Monday, 14 April 2014
123 Hello Val Doonican - Walk Tall
Chart entered : 15 October 1964
Chart peak : 3
Number of hits : 14
Though having a fair amount of Irish ancestry I've never had the slightest interest in, or affection for, this man or his music. With songs like "Paddy McGinty's Goat" and "Delaney's Donkey" he could even be said to have helped perpetuate the common anti-Irish perception of a land of rustic retards.
Well let's try and be fair. Michael Valentine Doonican was born in Waterford in 1928 and had to leave college and do factory jobs when his father died in 1941. Ten years later he moved to England to join a folk group The Four Ramblers who did a lot of radio work but no one invited them to record anything. This went on for a decade until the group supported Anthony Newley. Newley both persuaded him to go solo and introduced him to the dancer Lynette Rae who is still his wife.
His first single for Decca was a version of Don Gibson's "Blue Blue Day" in February 1963 followed by a cover of Hank Williams's "Kaw- Liga" in May. Neither got much attention but he had become popular enough for a slot on Sunday Night At The London Palladium that year. On the strength of that performance Bill Cotton offered him his own show on BBC1 and the hits followed. In that sense Val was the second ( after the much younger Adam Faith ) pop star created by TV.

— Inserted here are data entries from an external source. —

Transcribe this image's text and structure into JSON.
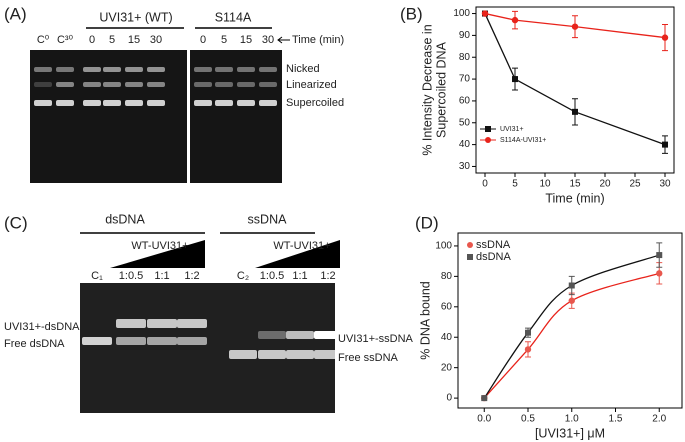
{
  "gel_a": {
    "label": "(A)",
    "groups": [
      "UVI31+ (WT)",
      "S114A"
    ],
    "time_label": "Time (min)",
    "lanes": [
      "C⁰",
      "C³⁰",
      "0",
      "5",
      "15",
      "30",
      "0",
      "5",
      "15",
      "30"
    ],
    "bands": [
      "Nicked",
      "Linearized",
      "Supercoiled"
    ]
  },
  "gel_c": {
    "label": "(C)",
    "groups": [
      "dsDNA",
      "ssDNA"
    ],
    "wedges": [
      "WT-UVI31+",
      "WT-UVI31+"
    ],
    "lanes": [
      "C₁",
      "1:0.5",
      "1:1",
      "1:2",
      "C₂",
      "1:0.5",
      "1:1",
      "1:2"
    ],
    "left_bands": [
      "UVI31+-dsDNA",
      "Free dsDNA"
    ],
    "right_bands": [
      "UVI31+-ssDNA",
      "Free ssDNA"
    ]
  },
  "chart_data": [
    {
      "type": "line",
      "label": "(B)",
      "xlabel": "Time (min)",
      "ylabel": [
        "% Intensity Decrease in",
        "Supercoiled DNA"
      ],
      "x": [
        0,
        5,
        15,
        30
      ],
      "series": [
        {
          "name": "UVI31+",
          "color": "#111111",
          "marker": "square",
          "values": [
            100,
            70,
            55,
            40
          ],
          "errors": [
            0,
            5,
            6,
            4
          ]
        },
        {
          "name": "S114A-UVI31+",
          "color": "#e8231b",
          "marker": "circle",
          "values": [
            100,
            97,
            94,
            89
          ],
          "errors": [
            0,
            4,
            5,
            6
          ]
        }
      ],
      "xlim": [
        -1.5,
        31.5
      ],
      "ylim": [
        27,
        103
      ],
      "xticks": [
        0,
        5,
        10,
        15,
        20,
        25,
        30
      ],
      "yticks": [
        30,
        40,
        50,
        60,
        70,
        80,
        90,
        100
      ],
      "legend": "lower left",
      "curve": "straight"
    },
    {
      "type": "line",
      "label": "(D)",
      "xlabel": "[UVI31+] μM",
      "ylabel": [
        "% DNA bound"
      ],
      "x": [
        0,
        0.5,
        1,
        2
      ],
      "series": [
        {
          "name": "ssDNA",
          "color": "#e8574d",
          "line_color": "#e8231b",
          "marker": "circle",
          "values": [
            0,
            32,
            64,
            82
          ],
          "errors": [
            0,
            5,
            5,
            7
          ]
        },
        {
          "name": "dsDNA",
          "color": "#555555",
          "line_color": "#111111",
          "marker": "square",
          "values": [
            0,
            43,
            74,
            94
          ],
          "errors": [
            0,
            3,
            6,
            8
          ]
        }
      ],
      "xlim": [
        -0.3,
        2.26
      ],
      "ylim": [
        -6.5,
        108.5
      ],
      "xticks": [
        {
          "value": 0,
          "label": "0.0"
        },
        {
          "value": 0.5,
          "label": "0.5"
        },
        {
          "value": 1,
          "label": "1.0"
        },
        {
          "value": 1.5,
          "label": "1.5"
        },
        {
          "value": 2,
          "label": "2.0"
        }
      ],
      "yticks": [
        0,
        20,
        40,
        60,
        80,
        100
      ],
      "legend": "upper left",
      "curve": "smooth"
    }
  ]
}
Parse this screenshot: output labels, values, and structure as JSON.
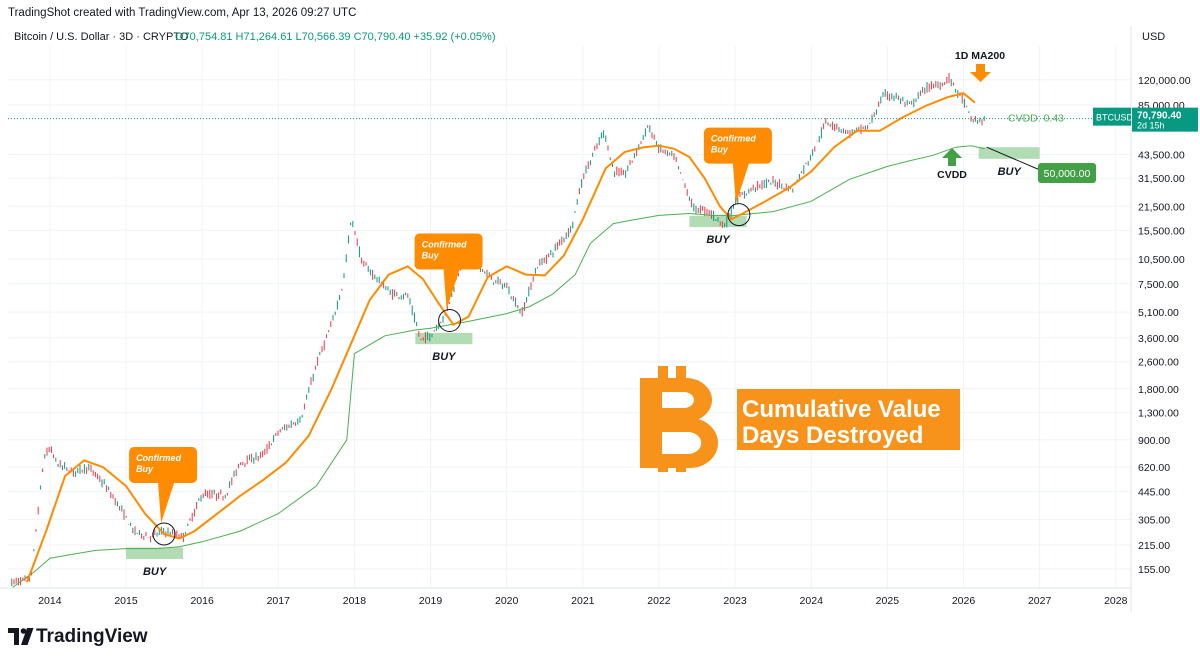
{
  "header": {
    "created": "TradingShot created with TradingView.com, Apr 13, 2026 09:27 UTC",
    "symbol": "Bitcoin / U.S. Dollar · 3D · CRYPTO",
    "ohlc": "O70,754.81  H71,264.61  L70,566.39  C70,790.40  +35.92 (+0.05%)",
    "currency": "USD"
  },
  "footer": {
    "brand": "TradingView"
  },
  "colors": {
    "up": "#089981",
    "down": "#f23645",
    "ma200": "#ff8c00",
    "cvdd": "#4caf50",
    "accent": "#f7931a",
    "buy_zone": "#a5d6a7"
  },
  "chart_data": {
    "type": "line",
    "yscale": "log",
    "ylim": [
      120,
      190000
    ],
    "xlim": [
      2013.45,
      2028.2
    ],
    "y_ticks": [
      155,
      215,
      305,
      445,
      620,
      900,
      1300,
      1800,
      2600,
      3600,
      5100,
      7500,
      10500,
      15500,
      21500,
      31500,
      43500,
      85000,
      120000
    ],
    "y_tick_labels": [
      "155.00",
      "215.00",
      "305.00",
      "445.00",
      "620.00",
      "900.00",
      "1,300.00",
      "1,800.00",
      "2,600.00",
      "3,600.00",
      "5,100.00",
      "7,500.00",
      "10,500.00",
      "15,500.00",
      "21,500.00",
      "31,500.00",
      "43,500.00",
      "85,000.00",
      "120,000.00"
    ],
    "x_ticks": [
      2014,
      2015,
      2016,
      2017,
      2018,
      2019,
      2020,
      2021,
      2022,
      2023,
      2024,
      2025,
      2026,
      2027,
      2028
    ],
    "x_tick_labels": [
      "2014",
      "2015",
      "2016",
      "2017",
      "2018",
      "2019",
      "2020",
      "2021",
      "2022",
      "2023",
      "2024",
      "2025",
      "2026",
      "2027",
      "2028"
    ],
    "series": [
      {
        "key": "price",
        "x": [
          2013.5,
          2013.75,
          2013.92,
          2014.0,
          2014.1,
          2014.3,
          2014.5,
          2014.7,
          2014.9,
          2015.1,
          2015.3,
          2015.5,
          2015.75,
          2016.0,
          2016.3,
          2016.5,
          2016.8,
          2017.0,
          2017.3,
          2017.5,
          2017.7,
          2017.85,
          2017.96,
          2018.1,
          2018.3,
          2018.5,
          2018.7,
          2018.87,
          2019.0,
          2019.2,
          2019.45,
          2019.6,
          2019.8,
          2020.0,
          2020.2,
          2020.4,
          2020.6,
          2020.85,
          2021.0,
          2021.28,
          2021.4,
          2021.55,
          2021.7,
          2021.86,
          2022.0,
          2022.2,
          2022.45,
          2022.65,
          2022.87,
          2023.0,
          2023.25,
          2023.5,
          2023.75,
          2024.0,
          2024.2,
          2024.5,
          2024.75,
          2024.95,
          2025.1,
          2025.3,
          2025.5,
          2025.75,
          2025.8,
          2026.0,
          2026.1,
          2026.2,
          2026.28
        ],
        "y": [
          130,
          135,
          700,
          800,
          650,
          580,
          620,
          500,
          370,
          260,
          240,
          260,
          240,
          430,
          420,
          660,
          730,
          1000,
          1200,
          2500,
          4300,
          7500,
          18500,
          10000,
          8000,
          6500,
          6400,
          3500,
          3700,
          5000,
          11500,
          10000,
          8000,
          7200,
          5000,
          9500,
          11500,
          16000,
          32000,
          60000,
          35000,
          33000,
          45000,
          64000,
          47000,
          42000,
          21000,
          20000,
          16500,
          23000,
          28000,
          30000,
          27000,
          43000,
          68000,
          58000,
          63000,
          98000,
          96000,
          84000,
          107000,
          115000,
          124000,
          90000,
          70000,
          68000,
          70790
        ]
      },
      {
        "key": "ma200",
        "name": "1D MA200",
        "x": [
          2013.7,
          2013.95,
          2014.2,
          2014.45,
          2014.7,
          2015.0,
          2015.25,
          2015.5,
          2015.7,
          2015.9,
          2016.2,
          2016.5,
          2016.8,
          2017.1,
          2017.4,
          2017.7,
          2018.0,
          2018.2,
          2018.45,
          2018.7,
          2018.9,
          2019.1,
          2019.3,
          2019.5,
          2019.75,
          2020.0,
          2020.25,
          2020.5,
          2020.75,
          2021.0,
          2021.3,
          2021.55,
          2021.8,
          2022.0,
          2022.2,
          2022.4,
          2022.6,
          2022.8,
          2022.95,
          2023.1,
          2023.4,
          2023.7,
          2024.0,
          2024.3,
          2024.6,
          2024.9,
          2025.2,
          2025.5,
          2025.8,
          2026.0,
          2026.15
        ],
        "y": [
          130,
          260,
          550,
          680,
          620,
          480,
          330,
          250,
          235,
          260,
          330,
          420,
          520,
          660,
          950,
          1800,
          3700,
          6000,
          8500,
          9500,
          8000,
          5800,
          4300,
          4800,
          8200,
          9500,
          8500,
          8400,
          11000,
          18000,
          36000,
          45000,
          48000,
          49000,
          47000,
          42000,
          31500,
          21500,
          18000,
          19500,
          23000,
          27500,
          34500,
          48000,
          60000,
          60000,
          72000,
          84000,
          95000,
          100000,
          88000
        ]
      },
      {
        "key": "cvdd",
        "name": "CVDD",
        "x": [
          2013.5,
          2013.8,
          2014.0,
          2014.3,
          2014.6,
          2015.0,
          2015.4,
          2015.7,
          2016.0,
          2016.5,
          2017.0,
          2017.5,
          2017.9,
          2018.0,
          2018.4,
          2018.8,
          2019.0,
          2019.5,
          2020.0,
          2020.3,
          2020.6,
          2020.9,
          2021.1,
          2021.4,
          2021.7,
          2022.0,
          2022.4,
          2022.7,
          2023.0,
          2023.5,
          2024.0,
          2024.5,
          2025.0,
          2025.3,
          2025.6,
          2025.9,
          2026.1,
          2026.28
        ],
        "y": [
          120,
          150,
          180,
          190,
          200,
          205,
          205,
          210,
          225,
          260,
          330,
          480,
          900,
          2900,
          3700,
          4000,
          4100,
          4500,
          5000,
          5500,
          6500,
          8500,
          13000,
          17000,
          18000,
          19000,
          19500,
          19000,
          19000,
          20000,
          23000,
          31000,
          37000,
          40000,
          43000,
          48000,
          49000,
          47000
        ]
      }
    ],
    "buy_zones": [
      {
        "x": [
          2015.0,
          2015.75
        ],
        "y": [
          178,
          208
        ],
        "label": "BUY"
      },
      {
        "x": [
          2018.8,
          2019.55
        ],
        "y": [
          3300,
          3850
        ],
        "label": "BUY"
      },
      {
        "x": [
          2022.4,
          2023.15
        ],
        "y": [
          16200,
          18900
        ],
        "label": "BUY"
      },
      {
        "x": [
          2026.2,
          2027.0
        ],
        "y": [
          41000,
          48000
        ],
        "label": "BUY"
      }
    ],
    "signals": [
      {
        "x": 2015.5,
        "y": 250,
        "label": "Confirmed Buy"
      },
      {
        "x": 2019.25,
        "y": 4550,
        "label": "Confirmed Buy"
      },
      {
        "x": 2023.05,
        "y": 19200,
        "label": "Confirmed Buy"
      }
    ],
    "annotations": {
      "ma200_label": "1D MA200",
      "cvdd_label": "CVDD",
      "cvdd_value": "CVDD: 0.43",
      "title_line1": "Cumulative Value",
      "title_line2": "Days Destroyed",
      "target": "50,000.00",
      "last_symbol": "BTCUSD",
      "last_price": "70,790.40",
      "last_time": "2d 15h",
      "current_price": 70790.4,
      "target_price": 50000
    }
  }
}
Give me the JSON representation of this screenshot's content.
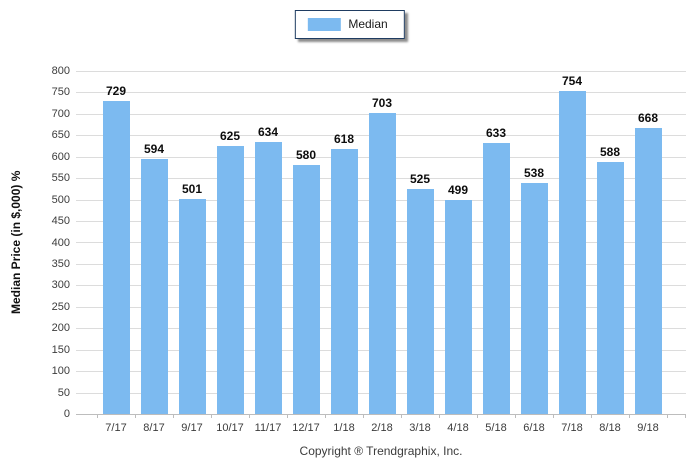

"Walk Tall" was a third country cover, this one written by Don Wayne , but Val's version hit the UK charts before Faron Young made it a hit in the States. I struggle to get a handle on the song ; a self-confessed delinquent reflects on his mother's instructions to "walk tall" from inside his prison cell. So if he'd had an arrogant swagger that wouldn't have happened ? I just don't get it. Val sounds convincingly American and it's sprightly enough with its acoustic strum and brushed drums but this sort of thing does nothing for me I'm afraid. There is some guitar work from Jimmy Page behind the first couple of verses but you have to listen quite hard to pick it up.